Industry experts warn that higher visa costs could further discourage travel. Gabe Rizzi, President of the global travel management firm Altour, said, “Any friction we add to the traveler experience is going to cut travel volumes by some amount. As the summer ends, this will become a more pressing issue, and fees will need to be factored into travel budgets and documentation.”
The drop in visitors is also expected to hit tourism revenue. International travelers are projected to spend less than $169 billion in the US this year, down from $181 billion in 2024, according to the World Travel & Tourism Council.
Travel experts note that the visa fee reflects a broader perception of the US under the current administration. Policies restricting immigration, reducing foreign aid, and imposing tariffs on multiple countries have contributed to a decline in America’s appeal as a destination, despite major upcoming events like the 2026 FIFA World Cup and the 2028 Los Angeles Olympics.
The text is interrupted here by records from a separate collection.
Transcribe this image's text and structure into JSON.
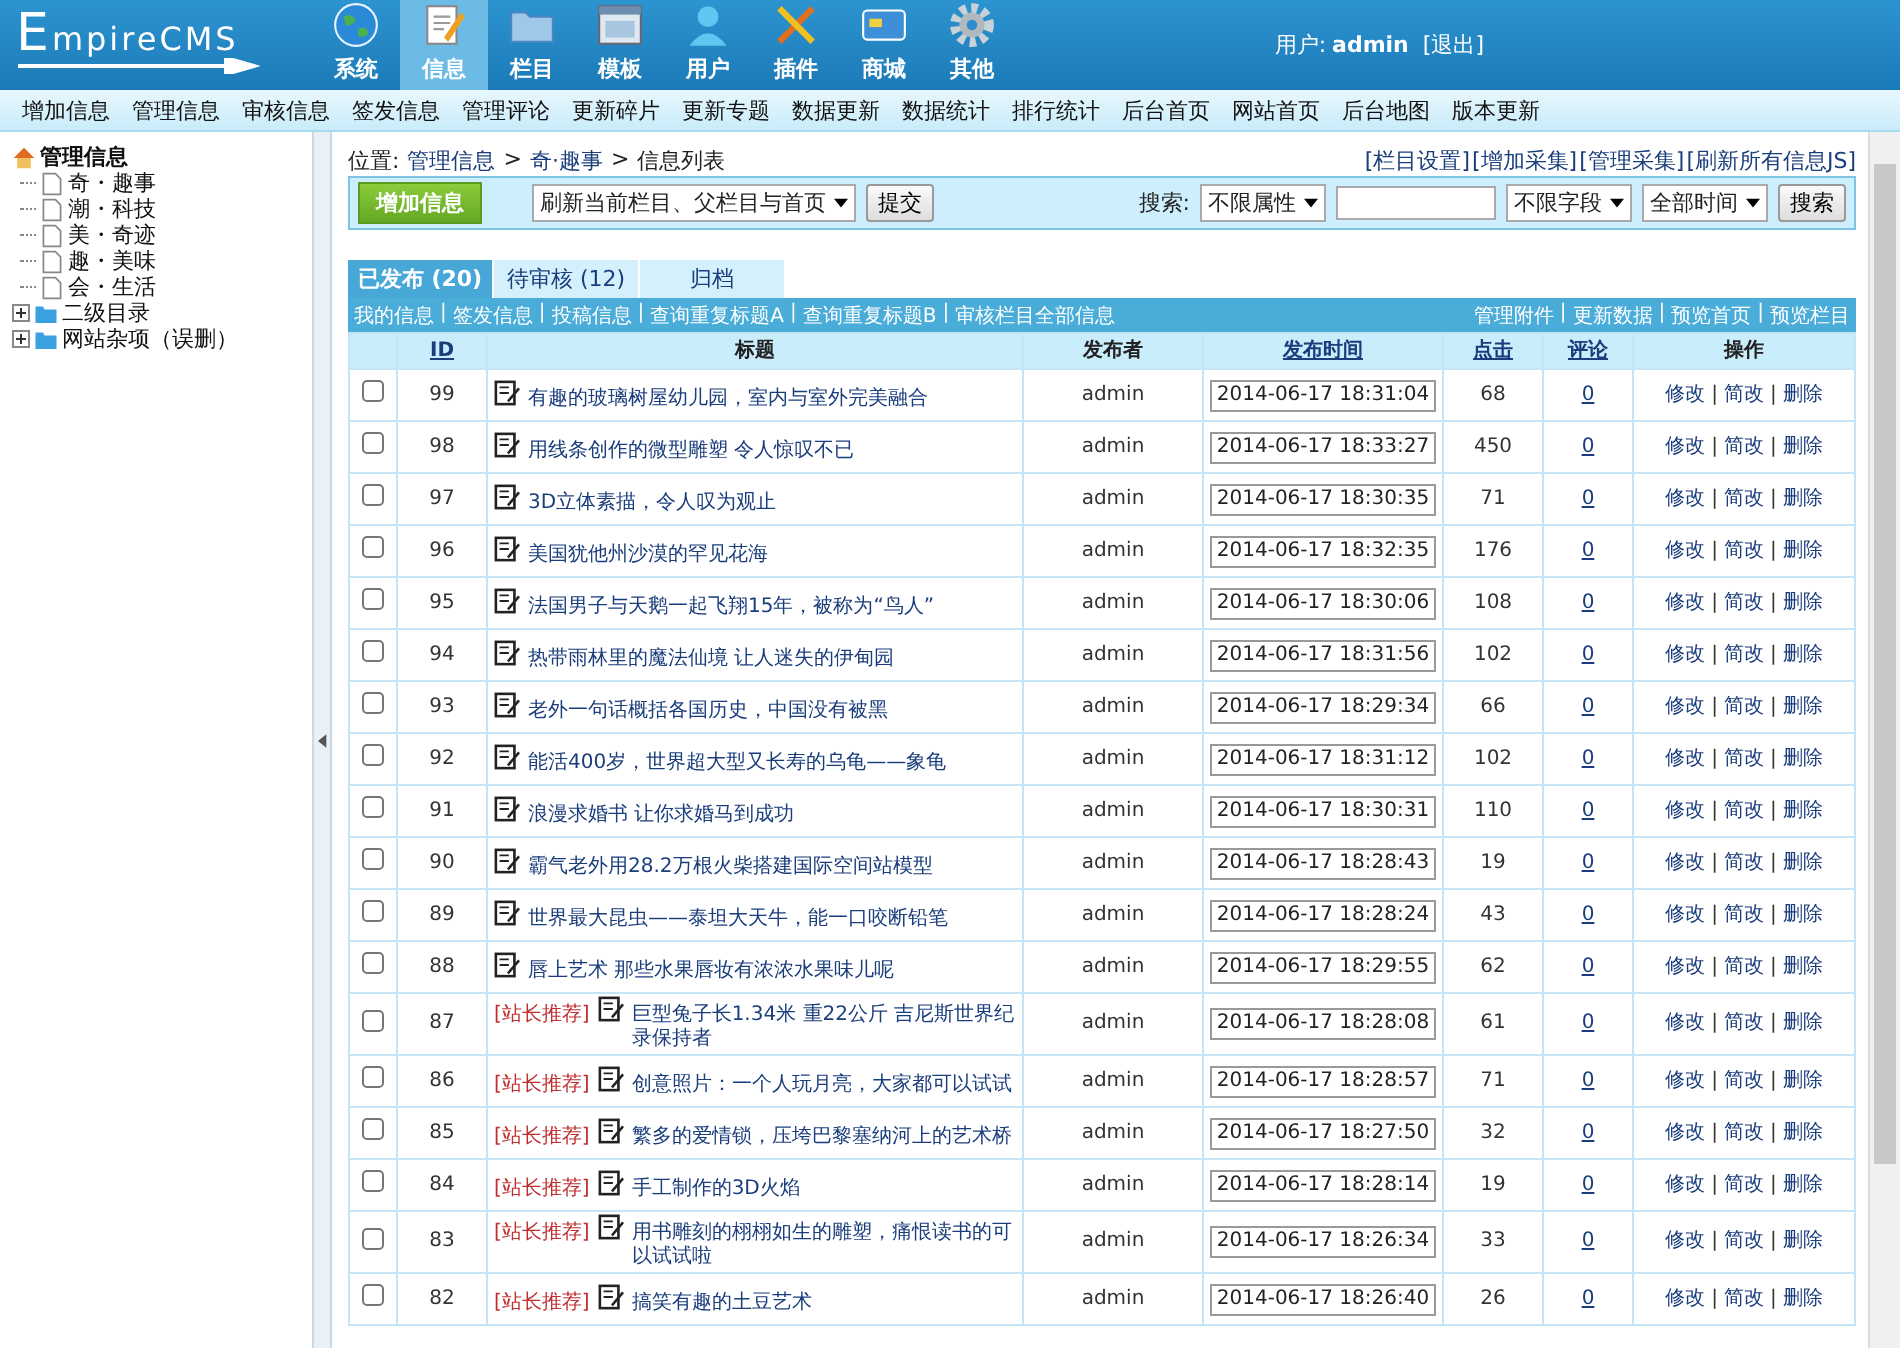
{
  "header": {
    "logo": "EmpireCMS",
    "nav": [
      {
        "label": "系统",
        "kind": "globe",
        "selected": false
      },
      {
        "label": "信息",
        "kind": "pencil",
        "selected": true
      },
      {
        "label": "栏目",
        "kind": "folder",
        "selected": false
      },
      {
        "label": "模板",
        "kind": "window",
        "selected": false
      },
      {
        "label": "用户",
        "kind": "person",
        "selected": false
      },
      {
        "label": "插件",
        "kind": "tools",
        "selected": false
      },
      {
        "label": "商城",
        "kind": "card",
        "selected": false
      },
      {
        "label": "其他",
        "kind": "gear",
        "selected": false
      }
    ],
    "user_label": "用户:",
    "user": "admin",
    "logout": "[退出]"
  },
  "menu": [
    "增加信息",
    "管理信息",
    "审核信息",
    "签发信息",
    "管理评论",
    "更新碎片",
    "更新专题",
    "数据更新",
    "数据统计",
    "排行统计",
    "后台首页",
    "网站首页",
    "后台地图",
    "版本更新"
  ],
  "sidebar": {
    "tree": [
      {
        "label": "管理信息",
        "kind": "home",
        "expanded": true,
        "children": [
          {
            "label": "奇・趣事",
            "kind": "page"
          },
          {
            "label": "潮・科技",
            "kind": "page"
          },
          {
            "label": "美・奇迹",
            "kind": "page"
          },
          {
            "label": "趣・美味",
            "kind": "page"
          },
          {
            "label": "会・生活",
            "kind": "page"
          }
        ]
      },
      {
        "label": "二级目录",
        "kind": "folder",
        "expanded": false
      },
      {
        "label": "网站杂项（误删）",
        "kind": "folder",
        "expanded": false
      }
    ]
  },
  "location": {
    "prefix": "位置:",
    "separator": ">",
    "crumbs": [
      "管理信息",
      "奇·趣事",
      "信息列表"
    ]
  },
  "top_links": [
    "[栏目设置]",
    "[增加采集]",
    "[管理采集]",
    "[刷新所有信息JS]"
  ],
  "toolbar": {
    "add_button": "增加信息",
    "refresh_select": "刷新当前栏目、父栏目与首页",
    "submit": "提交",
    "search_label": "搜索:",
    "attribute_select": "不限属性",
    "field_select": "不限字段",
    "time_select": "全部时间",
    "search_button": "搜索"
  },
  "tabs": [
    {
      "label": "已发布 (20)",
      "selected": true
    },
    {
      "label": "待审核 (12)",
      "selected": false
    },
    {
      "label": "归档",
      "selected": false
    }
  ],
  "link_bar": {
    "separator": "|",
    "left": [
      "我的信息",
      "签发信息",
      "投稿信息",
      "查询重复标题A",
      "查询重复标题B",
      "审核栏目全部信息"
    ],
    "right": [
      "管理附件",
      "更新数据",
      "预览首页",
      "预览栏目"
    ]
  },
  "table": {
    "columns": [
      {
        "label": "ID",
        "sortable": true
      },
      {
        "label": "标题",
        "sortable": false
      },
      {
        "label": "发布者",
        "sortable": false
      },
      {
        "label": "发布时间",
        "sortable": true
      },
      {
        "label": "点击",
        "sortable": true
      },
      {
        "label": "评论",
        "sortable": true
      },
      {
        "label": "操作",
        "sortable": false
      }
    ],
    "rows": [
      {
        "checked": false,
        "id": "99",
        "title": "有趣的玻璃树屋幼儿园，室内与室外完美融合",
        "publisher": "admin",
        "time": "2014-06-17 18:31:04",
        "clicks": "68",
        "comments": "0",
        "actions": [
          "修改",
          "简改",
          "删除"
        ]
      },
      {
        "checked": false,
        "id": "98",
        "title": "用线条创作的微型雕塑 令人惊叹不已",
        "publisher": "admin",
        "time": "2014-06-17 18:33:27",
        "clicks": "450",
        "comments": "0",
        "actions": [
          "修改",
          "简改",
          "删除"
        ]
      },
      {
        "checked": false,
        "id": "97",
        "title": "3D立体素描，令人叹为观止",
        "publisher": "admin",
        "time": "2014-06-17 18:30:35",
        "clicks": "71",
        "comments": "0",
        "actions": [
          "修改",
          "简改",
          "删除"
        ]
      },
      {
        "checked": false,
        "id": "96",
        "title": "美国犹他州沙漠的罕见花海",
        "publisher": "admin",
        "time": "2014-06-17 18:32:35",
        "clicks": "176",
        "comments": "0",
        "actions": [
          "修改",
          "简改",
          "删除"
        ]
      },
      {
        "checked": false,
        "id": "95",
        "title": "法国男子与天鹅一起飞翔15年，被称为“鸟人”",
        "publisher": "admin",
        "time": "2014-06-17 18:30:06",
        "clicks": "108",
        "comments": "0",
        "actions": [
          "修改",
          "简改",
          "删除"
        ]
      },
      {
        "checked": false,
        "id": "94",
        "title": "热带雨林里的魔法仙境 让人迷失的伊甸园",
        "publisher": "admin",
        "time": "2014-06-17 18:31:56",
        "clicks": "102",
        "comments": "0",
        "actions": [
          "修改",
          "简改",
          "删除"
        ]
      },
      {
        "checked": false,
        "id": "93",
        "title": "老外一句话概括各国历史，中国没有被黑",
        "publisher": "admin",
        "time": "2014-06-17 18:29:34",
        "clicks": "66",
        "comments": "0",
        "actions": [
          "修改",
          "简改",
          "删除"
        ]
      },
      {
        "checked": false,
        "id": "92",
        "title": "能活400岁，世界超大型又长寿的乌龟——象龟",
        "publisher": "admin",
        "time": "2014-06-17 18:31:12",
        "clicks": "102",
        "comments": "0",
        "actions": [
          "修改",
          "简改",
          "删除"
        ]
      },
      {
        "checked": false,
        "id": "91",
        "title": "浪漫求婚书 让你求婚马到成功",
        "publisher": "admin",
        "time": "2014-06-17 18:30:31",
        "clicks": "110",
        "comments": "0",
        "actions": [
          "修改",
          "简改",
          "删除"
        ]
      },
      {
        "checked": false,
        "id": "90",
        "title": "霸气老外用28.2万根火柴搭建国际空间站模型",
        "publisher": "admin",
        "time": "2014-06-17 18:28:43",
        "clicks": "19",
        "comments": "0",
        "actions": [
          "修改",
          "简改",
          "删除"
        ]
      },
      {
        "checked": false,
        "id": "89",
        "title": "世界最大昆虫——泰坦大天牛，能一口咬断铅笔",
        "publisher": "admin",
        "time": "2014-06-17 18:28:24",
        "clicks": "43",
        "comments": "0",
        "actions": [
          "修改",
          "简改",
          "删除"
        ]
      },
      {
        "checked": false,
        "id": "88",
        "title": "唇上艺术 那些水果唇妆有浓浓水果味儿呢",
        "publisher": "admin",
        "time": "2014-06-17 18:29:55",
        "clicks": "62",
        "comments": "0",
        "actions": [
          "修改",
          "简改",
          "删除"
        ]
      },
      {
        "checked": false,
        "id": "87",
        "tag": "[站长推荐]",
        "title": "巨型兔子长1.34米 重22公斤 吉尼斯世界纪录保持者",
        "publisher": "admin",
        "time": "2014-06-17 18:28:08",
        "clicks": "61",
        "comments": "0",
        "actions": [
          "修改",
          "简改",
          "删除"
        ]
      },
      {
        "checked": false,
        "id": "86",
        "tag": "[站长推荐]",
        "title": "创意照片：一个人玩月亮，大家都可以试试",
        "publisher": "admin",
        "time": "2014-06-17 18:28:57",
        "clicks": "71",
        "comments": "0",
        "actions": [
          "修改",
          "简改",
          "删除"
        ]
      },
      {
        "checked": false,
        "id": "85",
        "tag": "[站长推荐]",
        "title": "繁多的爱情锁，压垮巴黎塞纳河上的艺术桥",
        "publisher": "admin",
        "time": "2014-06-17 18:27:50",
        "clicks": "32",
        "comments": "0",
        "actions": [
          "修改",
          "简改",
          "删除"
        ]
      },
      {
        "checked": false,
        "id": "84",
        "tag": "[站长推荐]",
        "title": "手工制作的3D火焰",
        "publisher": "admin",
        "time": "2014-06-17 18:28:14",
        "clicks": "19",
        "comments": "0",
        "actions": [
          "修改",
          "简改",
          "删除"
        ]
      },
      {
        "checked": false,
        "id": "83",
        "tag": "[站长推荐]",
        "title": "用书雕刻的栩栩如生的雕塑，痛恨读书的可以试试啦",
        "publisher": "admin",
        "time": "2014-06-17 18:26:34",
        "clicks": "33",
        "comments": "0",
        "actions": [
          "修改",
          "简改",
          "删除"
        ]
      },
      {
        "checked": false,
        "id": "82",
        "tag": "[站长推荐]",
        "title": "搞笑有趣的土豆艺术",
        "publisher": "admin",
        "time": "2014-06-17 18:26:40",
        "clicks": "26",
        "comments": "0",
        "actions": [
          "修改",
          "简改",
          "删除"
        ]
      }
    ]
  }
}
The administration has also proposed additional measures to tighten visa regulations. New rules aim to limit the duration of visas for students, cultural exchange participants, and media personnel. Earlier in August, a pilot program began allowing the US to require bonds of up to $15,000 for some tourist and business visas, targeting visitors who overstay their visas. The program is set to last about a year.
Tourism Economics, an Oxford Economics consultancy, had forecasted a more than 10% increase in overseas travel to the US in 2025. Instead, travel is expected to fall by about 3%, said Aran Ryan, director of industry studies at Tourism Economics. “We see it as a sustained setback, and we anticipate much of it is in place throughout the administration,” Ryan said.
Travel professionals caution that higher costs and stricter regulations could create a longer-term decline in international visitors. The combined impact of increased fees, tighter visa rules, and negative perceptions may discourage both business and leisure travelers from visiting the United States.
Some travel agencies are already adjusting plans to account for the higher visa fees. Companies are advising clients to budget for additional costs and consider the timing of trips to avoid delays and extra charges.
Despite these challenges, tourism officials remain hopeful that major sporting events and cultural attractions will help draw some international visitors. However, the new visa fee and regulatory measures are likely to continue influencing travel trends in the near term, slowing the recovery of the US travel industry.
The combination of rising costs, stricter entry rules, and policy uncertainty underscores the importance of careful planning for both travelers and businesses dependent on international tourism.